Quick 'n Easy No-Bake Protein Bars
Yield
12
Prep time
Cook time
0 minutes
Chill time
15 minutes
Total time
These no-bake bars are thrown together in minutes and make the perfect snack to store in the freezer for a quick burst of energy. Feel free to use sunflower seed butter to make these nut-free. I used an unsweetened/unflavoured protein powder, so if you are using a sweetened protein powder, you will likely have to reduce the liquid sweetener (and make up for the lack of liquid by adding some non-dairy milk). Play around with it if necessary and aim for a cookie dough texture.

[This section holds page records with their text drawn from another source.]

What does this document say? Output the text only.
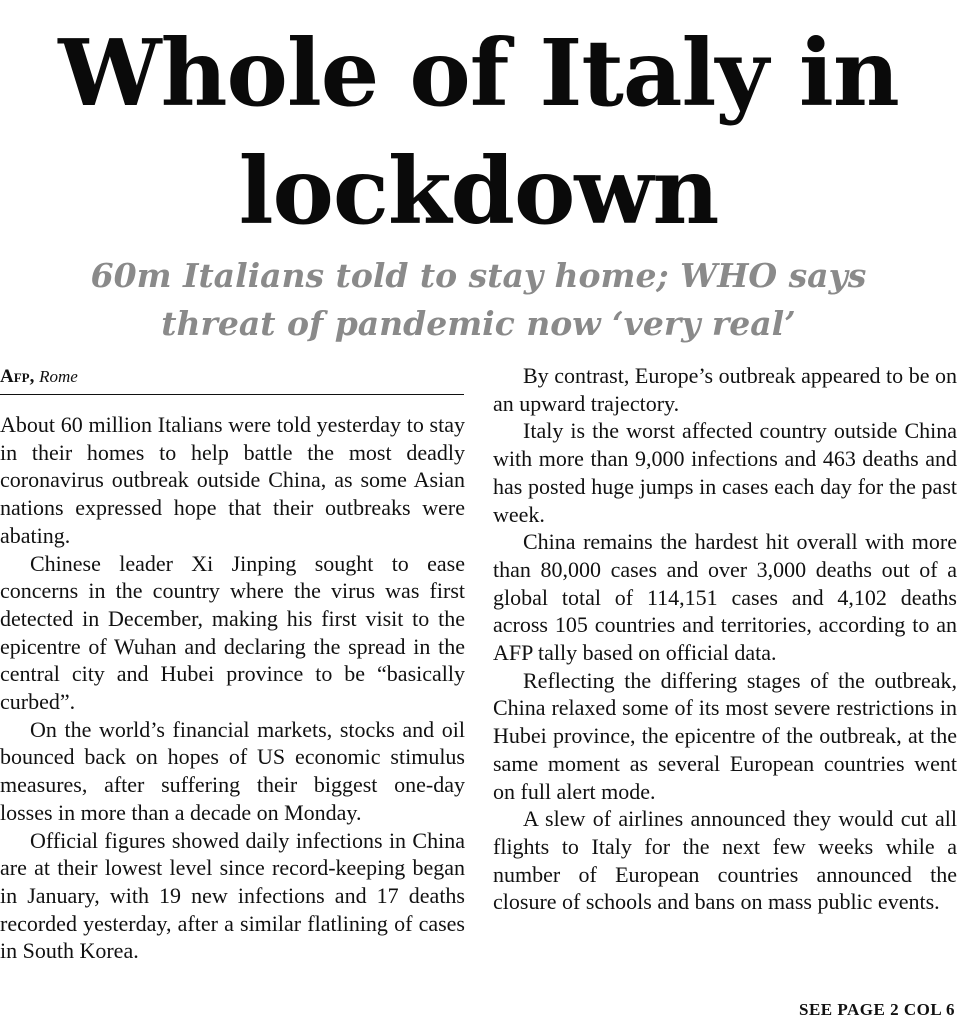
Whole of Italy in
lockdown
60m Italians told to stay home; WHO says
threat of pandemic now ‘very real’
Afp, Rome

About 60 million Italians were told yesterday to stay in their homes to help battle the most deadly coronavirus outbreak outside China, as some Asian nations expressed hope that their outbreaks were abating.

Chinese leader Xi Jinping sought to ease concerns in the country where the virus was first detected in December, making his first visit to the epicentre of Wuhan and declaring the spread in the central city and Hubei province to be “basically curbed”.

On the world’s financial markets, stocks and oil bounced back on hopes of US economic stimulus measures, after suffering their biggest one-day losses in more than a decade on Monday.

Official figures showed daily infections in China are at their lowest level since record-keeping began in January, with 19 new infections and 17 deaths recorded yesterday, after a similar flatlining of cases in South Korea.

By contrast, Europe’s outbreak appeared to be on an upward trajectory.

Italy is the worst affected country outside China with more than 9,000 infections and 463 deaths and has posted huge jumps in cases each day for the past week.

China remains the hardest hit overall with more than 80,000 cases and over 3,000 deaths out of a global total of 114,151 cases and 4,102 deaths across 105 countries and territories, according to an AFP tally based on official data.

Reflecting the differing stages of the outbreak, China relaxed some of its most severe restrictions in Hubei province, the epicentre of the outbreak, at the same moment as several European countries went on full alert mode.

A slew of airlines announced they would cut all flights to Italy for the next few weeks while a number of European countries announced the closure of schools and bans on mass public events.

SEE PAGE 2 COL 6
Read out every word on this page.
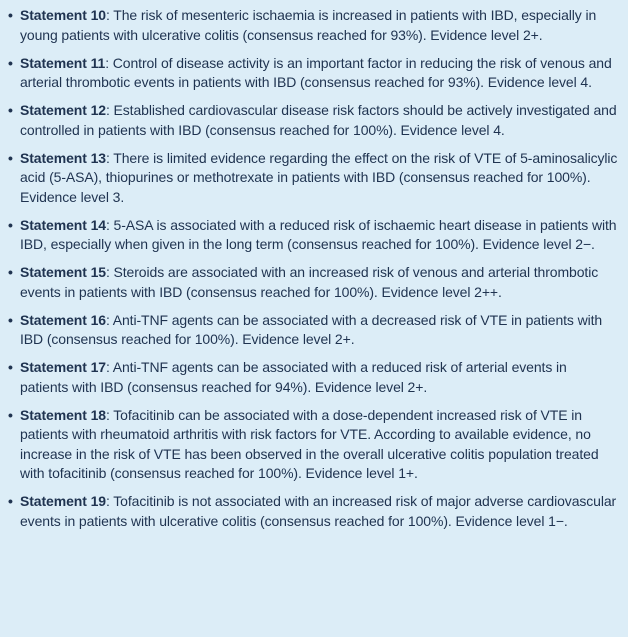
• Statement 10: The risk of mesenteric ischaemia is increased in patients with IBD, especially in young patients with ulcerative colitis (consensus reached for 93%). Evidence level 2+.
• Statement 11: Control of disease activity is an important factor in reducing the risk of venous and arterial thrombotic events in patients with IBD (consensus reached for 93%). Evidence level 4.
• Statement 12: Established cardiovascular disease risk factors should be actively investigated and controlled in patients with IBD (consensus reached for 100%). Evidence level 4.
• Statement 13: There is limited evidence regarding the effect on the risk of VTE of 5-aminosalicylic acid (5-ASA), thiopurines or methotrexate in patients with IBD (consensus reached for 100%). Evidence level 3.
• Statement 14: 5-ASA is associated with a reduced risk of ischaemic heart disease in patients with IBD, especially when given in the long term (consensus reached for 100%). Evidence level 2−.
• Statement 15: Steroids are associated with an increased risk of venous and arterial thrombotic events in patients with IBD (consensus reached for 100%). Evidence level 2++.
• Statement 16: Anti-TNF agents can be associated with a decreased risk of VTE in patients with IBD (consensus reached for 100%). Evidence level 2+.
• Statement 17: Anti-TNF agents can be associated with a reduced risk of arterial events in patients with IBD (consensus reached for 94%). Evidence level 2+.
• Statement 18: Tofacitinib can be associated with a dose-dependent increased risk of VTE in patients with rheumatoid arthritis with risk factors for VTE. According to available evidence, no increase in the risk of VTE has been observed in the overall ulcerative colitis population treated with tofacitinib (consensus reached for 100%). Evidence level 1+.
• Statement 19: Tofacitinib is not associated with an increased risk of major adverse cardiovascular events in patients with ulcerative colitis (consensus reached for 100%). Evidence level 1−.
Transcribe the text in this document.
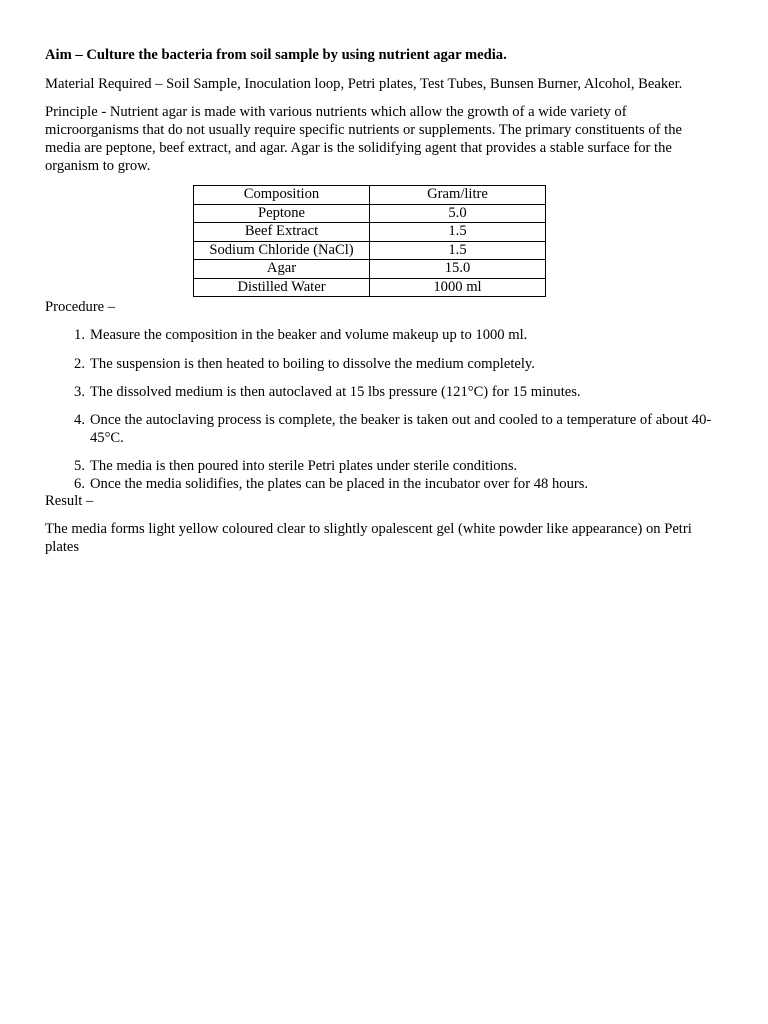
Aim – Culture the bacteria from soil sample by using nutrient agar media.

Material Required – Soil Sample, Inoculation loop, Petri plates, Test Tubes, Bunsen Burner, Alcohol, Beaker.

Principle - Nutrient agar is made with various nutrients which allow the growth of a wide variety of microorganisms that do not usually require specific nutrients or supplements. The primary constituents of the media are peptone, beef extract, and agar. Agar is the solidifying agent that provides a stable surface for the organism to grow.

Composition	Gram/litre
Peptone	5.0
Beef Extract	1.5
Sodium Chloride (NaCl)	1.5
Agar	15.0
Distilled Water	1000 ml

Procedure –

1. Measure the composition in the beaker and volume makeup up to 1000 ml.
2. The suspension is then heated to boiling to dissolve the medium completely.
3. The dissolved medium is then autoclaved at 15 lbs pressure (121°C) for 15 minutes.
4. Once the autoclaving process is complete, the beaker is taken out and cooled to a temperature of about 40-45°C.
5. The media is then poured into sterile Petri plates under sterile conditions.
6. Once the media solidifies, the plates can be placed in the incubator over for 48 hours.

Result –

The media forms light yellow coloured clear to slightly opalescent gel (white powder like appearance) on Petri plates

You can also roll the dough into balls and add in chocolate chips if you don't wish to make them into bar form.
Ingredients
- 1.5 cups gluten-free rolled oats, blended into a flour
- 1/2 cup unsweetened/unflavoured vegan protein powder (I use Sunwarrior Warrior Blend Natural)
- 1/2 cup rice crisp cereal
- 1/4-1/2 teaspoon fine grain sea salt, to taste
- 1/2 cup natural peanut butter, almond butter, or sunflower seed butter
- 1/2 cup pure maple syrup (or liquid sweetener of choice)
- 1 teaspoon pure vanilla extract
- 3 tablespoons mini dark chocolate chips (I use Enjoy Life)
- 1/2 tablespoon coconut oil
Directions
- Line an 8-inch square pan with a piece of parchment paper. Mix the oat flour, protein powder, rice crisp, and salt together in a large bowl.
- Add in the nut/seed butter, maple syrup, and vanilla. Stir well to combine. If the mixture is a bit dry, add a splash of non-dairy milk and mix again.
- Press into pan and roll out with a pastry roller until smooth. Pop into the freezer.
- Melt the chocolate chips and coconut oil together in a small pot over low heat. When half of the chips have melted, remove from heat and stir until smooth.
- After freezing the bars for about 5-10 minutes, remove from freezer and slice into bars. Drizzle with melted chocolate and freeze again until set. Store in the freezer for a week or longer in an air-tight freezer bag or container.
I tried it, it works great. I did even used alot less sugar and it is so delicious. Thank you for sharing.
Question
So these are meant to be frozen. How long can they last outside the freezer? If I were to keep one in my backpack at work- how long do you think it would last before it starts to crumble?
Thanks
Hey Carina, It’s been a while since I’ve made this recipe so I’m not certain, but I think if you took it out of the freezer and placed it into your backpack it would be okay for 2 to 3 hours?